Happy 2014!  Before we focus on the New Year’s Dip, let’s spend a moment enjoying the rewards of 2013.

The Russell 3000 returned 33.55% with the best of the major sectors, the Russell 2000 Growth index, at 43.30% and the worst, the Russell 1000 Value index at a respectable 32.53%. In the less published sectors the Russell Micro Cap index gained 45.62% and the lowest return of the Russell indices we track was 29.16% on the Russell Top 50 Mega Cap index.

It was a very good year for US and International Developed equity markets but not so much for bonds, commodities, REITs, and emerging markets.  The fundamentals supported this rally – employment, housing, GDP growth, consumer spending, and manufacturing all reported healthy gains.  Q4 earnings look great – almost 80% of the companies reported to date have exceeded expectations.

The Fed is moving forward with the stimulus tapering; starting in January they began reducing monthly bond purchases by $10B, with $65B monthly purchases still in place.  Their December announcement confirmed what investors indicated throughout the year as they unwound their Great Recession trades – the ICI reported 2013 cash flows out of fixed income funds ($81B) and into equity funds ($19B) – more good news for equities.

Global economic growth is improving, if anemic.  There is much discussion among the prognosticators that better values lie in international developed markets.  I am a 30 year global veteran and I am willing to take currency risk when fundamentals indicate that’s a good idea.  I am not convinced now is the time to buy Non$ equities.  With the Fed tightening while Europe and Japan ease, the US could lead the recovery and cash could flow back to the greenback from international positions.  Stay tuned.

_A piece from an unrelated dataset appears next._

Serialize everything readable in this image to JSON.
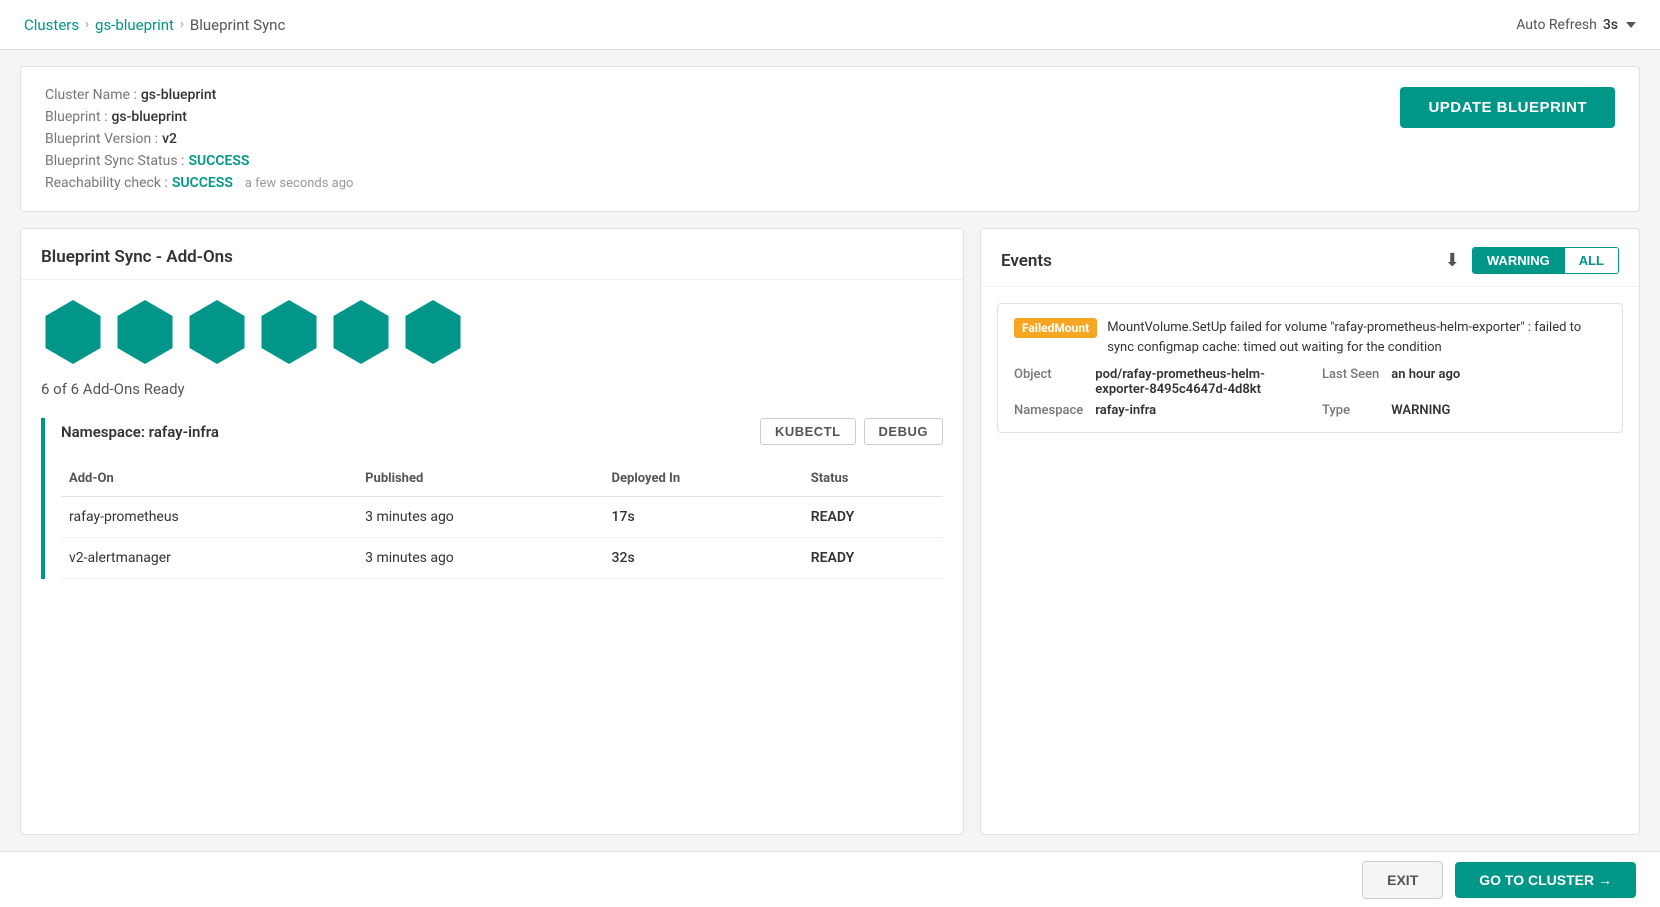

I am most cautious about the consumer, who drives the economy at two thirds of GDP.  Income growth has stalled due to high unemployment and this is one indicator that needs to improve.  It’s not enough for the employment numbers to improve, which they have, because they obfuscate reality.  The data omits the many who have dropped out of the labor force – the labor participation rate is at 1980’s levels.  That is troubling and a turnaround on that data is at the top of my wish list for equity markets in 2014.

The risks to 2014 have already begun to emerge.  Pun intended.  Emerging markets are in a freefall and although strategists have been recommending them over the past several months, well before this latest drubbing, I am often dubious of the long term opportunities despite the occasional newsworthy euphoria.  I rarely see enough of a positive impact to justify the risks.

Q4 returns are:  Russell 3000 @ 10.1%, EAFE @ 5.7%, and the BarCap Aggregate @ -0.1%.

2013 returns are:  Russell 3000 @ 33.6%, EAFE @ 22.8%, and the BarCap Agg @ -2.0%

All good wishes for a happy, healthy and prosperous 2014!